Q5: What are obligations for data review of a data release (Katharine)?
- JC: data release requires data review and metadata review (can be same person). Up to you if you want a subject matter expert. Looking for someone that can say if data seem appropriate. Check list on data management website of what to look for. This review is separate from manuscript review.
- Is it the obligation of reviewer to go through code and run it? Typically not. Chris gave examples: First two data releases she had Carrie Givens go through the processed files–check that they open (if possible to open) and confirm they look like appropriate QIIME output files. Now only releasing raw data, but SFF files can’t be viewed by humans. Her data management team decided to have her also post the first human-readable files, i.e., FASTA files. Reviewers confirm files open and that the information inside looks like DNA sequences. Can’t really do more than that.

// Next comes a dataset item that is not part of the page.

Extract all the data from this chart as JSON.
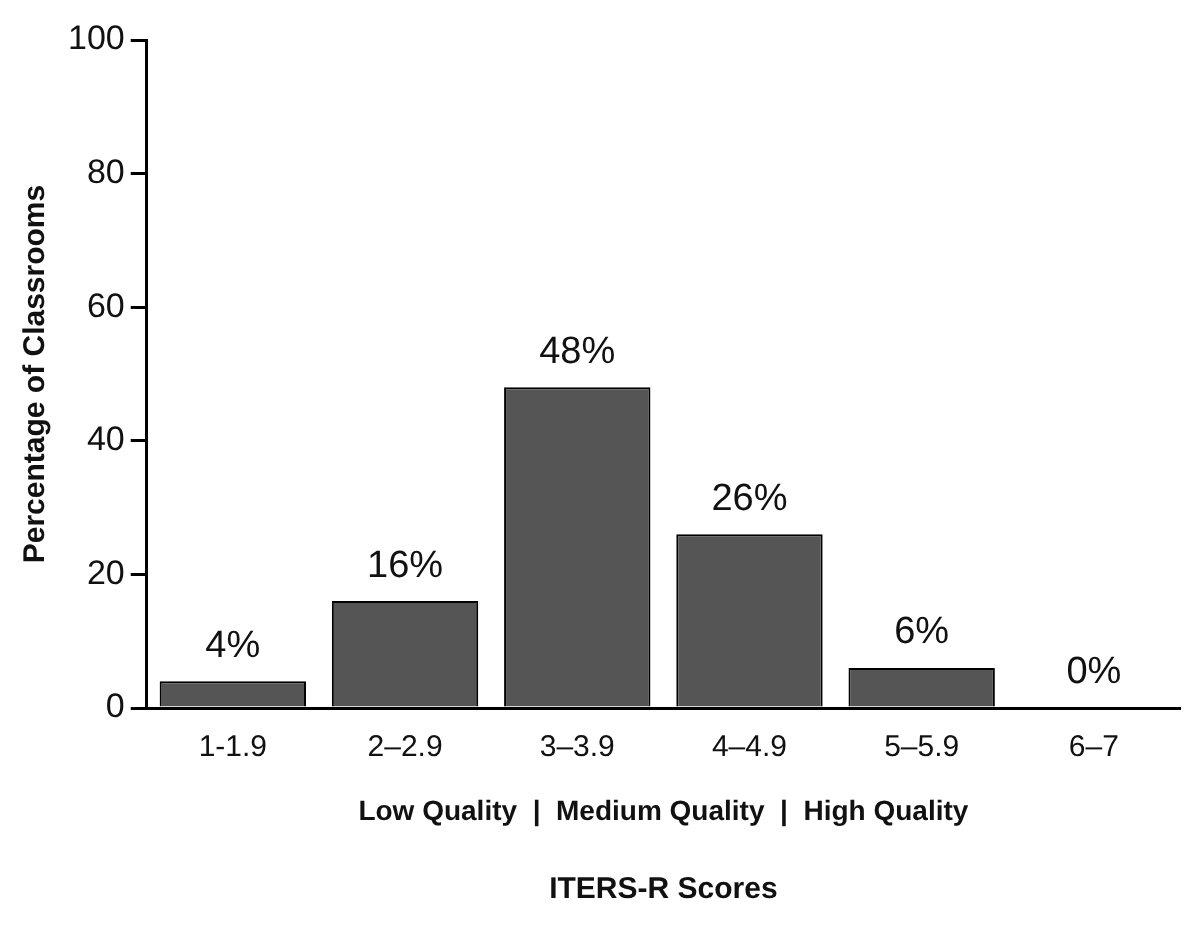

- Question about getting data review from another center when the files are so huge.
- Send them on a hard drive (several have done this)
- Could upload file to Yeti (shared memory) or Alces Flight (when ready) so people could do reviews across centers. Denise/Scott will follow up with Courtney Owen about this as a reason to support Alces Flight.
Q6: What are people doing with eDNA raw data (Damian Menning)?
- No different from any other high throughput sample; people are uploading to NCBI.
Topics for next call:
More details for Yeti. Being used in Reston and Alaska. Denise will reach out to them.